Quelle enfant avez-vous été ?
Soeur Marie-Stella : Bien que chrétien, mon papa avait trois femmes et quinze enfants, il ne pouvait pas subvenir à nos besoins à tous. À six ans, mon petit frère et moi avons dû quitter la maison pour aller vivre chez un oncle à près de 500 kilomètres. Son épouse ne nous supportait pas. Elle nous maltraitait, nous réveillait à l’aube pour nous faire travailler. Je m’endormais en classe tant j’étais fatiguée. C’est ma foi chrétienne qui m’a permis de tenir. À mes douze ans, j’ai pu aller en vacances chez mon papa et lui ai dit que je ne voulais plus retourner là-bas. L’une de mes soeurs, infirmière, a proposé de me prendre chez elle, le temps que je termine ma scolarité.
Est-ce de cette expérience qu’est né votre engagement pour les enfants ?
Quand je vivais chez ma soeur, j’allais à l’église tous les jours et j’étais frappée par l’attention portée aux enfants par Jésus. Il disait : « Ce que vous faites aux plus petits, c’est à moi que vous le faites. » Quand j’ai eu 18 ans, j’ai voulu devenir religieuse et m’engager auprès de ceux qui souffrent, moi qui avais échappé à cette souffrance, alors que j’aurais pu tomber dans la prostitution, la délinquance. Je ne voulais pas que d’autres enfants subissent la même souffrance sans avoir la force de la surmonter.
Pourquoi spécialement les enfants atteints de VIH ?
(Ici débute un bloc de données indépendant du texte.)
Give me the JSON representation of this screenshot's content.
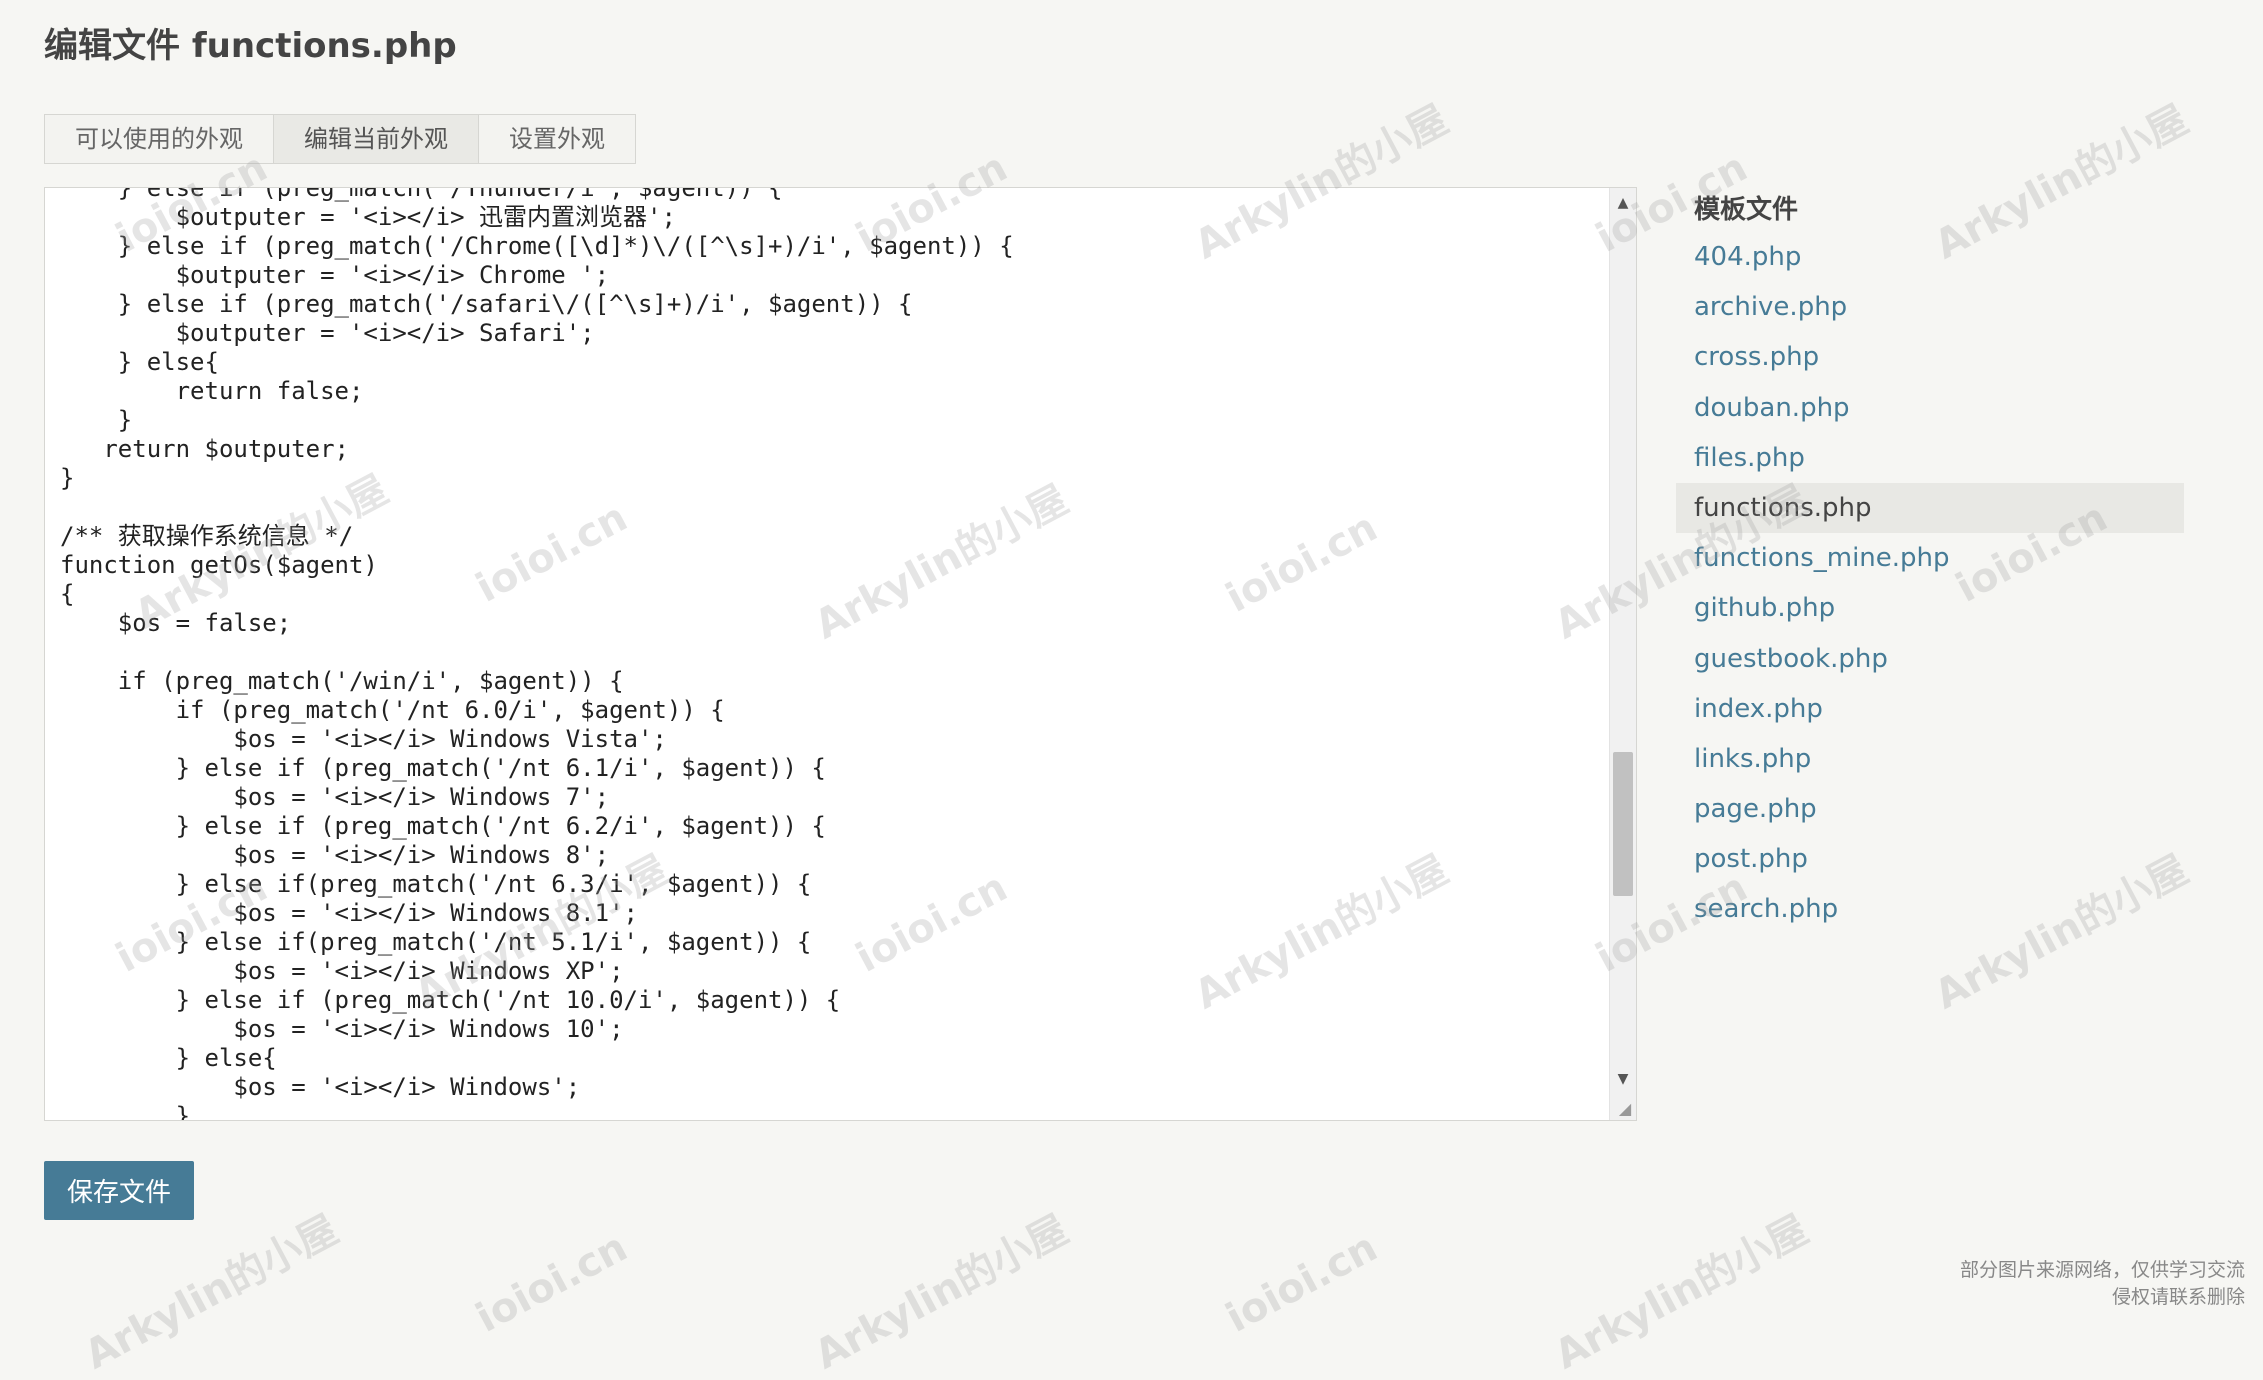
{
  "page": {
    "title": "编辑文件 functions.php"
  },
  "tabs": [
    {
      "label": "可以使用的外观",
      "active": false
    },
    {
      "label": "编辑当前外观",
      "active": true
    },
    {
      "label": "设置外观",
      "active": false
    }
  ],
  "editor": {
    "code_lines": [
      "    } else if (preg_match('/Thunder/i', $agent)) {",
      "        $outputer = '<i></i> 迅雷内置浏览器';",
      "    } else if (preg_match('/Chrome([\\d]*)\\/([^\\s]+)/i', $agent)) {",
      "        $outputer = '<i></i> Chrome ';",
      "    } else if (preg_match('/safari\\/([^\\s]+)/i', $agent)) {",
      "        $outputer = '<i></i> Safari';",
      "    } else{",
      "        return false;",
      "    }",
      "   return $outputer;",
      "}",
      "",
      "/** 获取操作系统信息 */",
      "function getOs($agent)",
      "{",
      "    $os = false;",
      "",
      "    if (preg_match('/win/i', $agent)) {",
      "        if (preg_match('/nt 6.0/i', $agent)) {",
      "            $os = '<i></i> Windows Vista';",
      "        } else if (preg_match('/nt 6.1/i', $agent)) {",
      "            $os = '<i></i> Windows 7';",
      "        } else if (preg_match('/nt 6.2/i', $agent)) {",
      "            $os = '<i></i> Windows 8';",
      "        } else if(preg_match('/nt 6.3/i', $agent)) {",
      "            $os = '<i></i> Windows 8.1';",
      "        } else if(preg_match('/nt 5.1/i', $agent)) {",
      "            $os = '<i></i> Windows XP';",
      "        } else if (preg_match('/nt 10.0/i', $agent)) {",
      "            $os = '<i></i> Windows 10';",
      "        } else{",
      "            $os = '<i></i> Windows';",
      "        }"
    ]
  },
  "save_button": {
    "label": "保存文件"
  },
  "sidebar": {
    "title": "模板文件",
    "files": [
      "404.php",
      "archive.php",
      "cross.php",
      "douban.php",
      "files.php",
      "functions.php",
      "functions_mine.php",
      "github.php",
      "guestbook.php",
      "index.php",
      "links.php",
      "page.php",
      "post.php",
      "search.php"
    ],
    "current": "functions.php"
  },
  "notice": {
    "line1": "部分图片来源网络，仅供学习交流",
    "line2": "侵权请联系删除"
  },
  "watermarks": [
    "Arkylin的小屋",
    "ioioi.cn"
  ],
  "colors": {
    "accent": "#467b96",
    "background": "#f6f6f3",
    "selected_item": "#e8e8e4"
  }
}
Je faisais mes études d’infirmière en Belgique quand j’ai appris que mon frère avait le Sida. À l’époque, en Afrique, les orphelins du VIH étaient considérés comme les enfants du malheur, et s’ils étaient atteints, on voyait en eux une menace et on les laissait mourir. De retour au Togo, j’ai créé mon association pour m’occuper d’eux. La société a besoin des malades autant que des bien portants, de ceux qui ne correspondent pas à son idéal, car ce sont eux qui nourrissent en nous l’amour et la tendresse. Maggy, la première fille que j’ai accompagnée, a aussi beaucoup compté dans mon engagement. Elle me disait : « Ma Mère, la mission que tu t’es donnée est très délicate. Tu auras beaucoup d’enfants, parfois difficiles. Il te faudra assez de patience pour ne jamais abandonner un enfant parce qu’il est difficile. » Cette adolescente rongée par le VIH a donné le sens de tout mon engagement. Nous avons besoin que les enfants nous interpellent pour nous aider à revenir à l’essentiel. Et les enfants qui le font ne sont pas forcément les mieux portants ni les plus intelligents, mais souvent ceux dont la société pense qu’ils ne vont pas réussir.
Vous voulez créer un lieu d’accueil à Lomé…
Oui, pour les enfants abandonnés dans les rues, afin de les aider à retrouver leurs familles et leur permettre ainsi de se reconstruire. Cela complèterait également l’éducation de nos jeunes qui étudient à l’université en leur donnant une chance de prendre en charge leurs petits frères. Nous souhaitons qu’ils entrent dans la dynamique de l’éducation pour que chaque enfant — car c’est chaque enfant et non pas un groupe d’enfants — ait un avenir. Je pense qu’un enfant de perdu, c’est toute une humanité qu’on perd. Et si un enfant est malheureux, c’est toute l’humanité qui s’en trouve plus malheureuse.
Quelles sont vos craintes et vos espoirs pour les enfants ?
En Afrique, beaucoup de parents ne sont pas allés à l’école. Ils voient leurs enfants s’instruire, manipuler des téléphones, parler un autre langage… Ils se sentent dépassés et ont tendance à abandonner leurs responsabilités. Or nous, parents, tuteurs, ne devons jamais nous fatiguer de répéter les mêmes choses aux enfants. Car un jour, ils se rappelleront ce que nous leur aurons dit. Mon espoir, ce sont les enfants eux-mêmes. À l’association, nous les éduquons à prendre la relève. L’avenir de l’humanité se trouve entre les mains des enfants et nous avons la responsabilité de leur montrer le bon chemin, de les éclairer.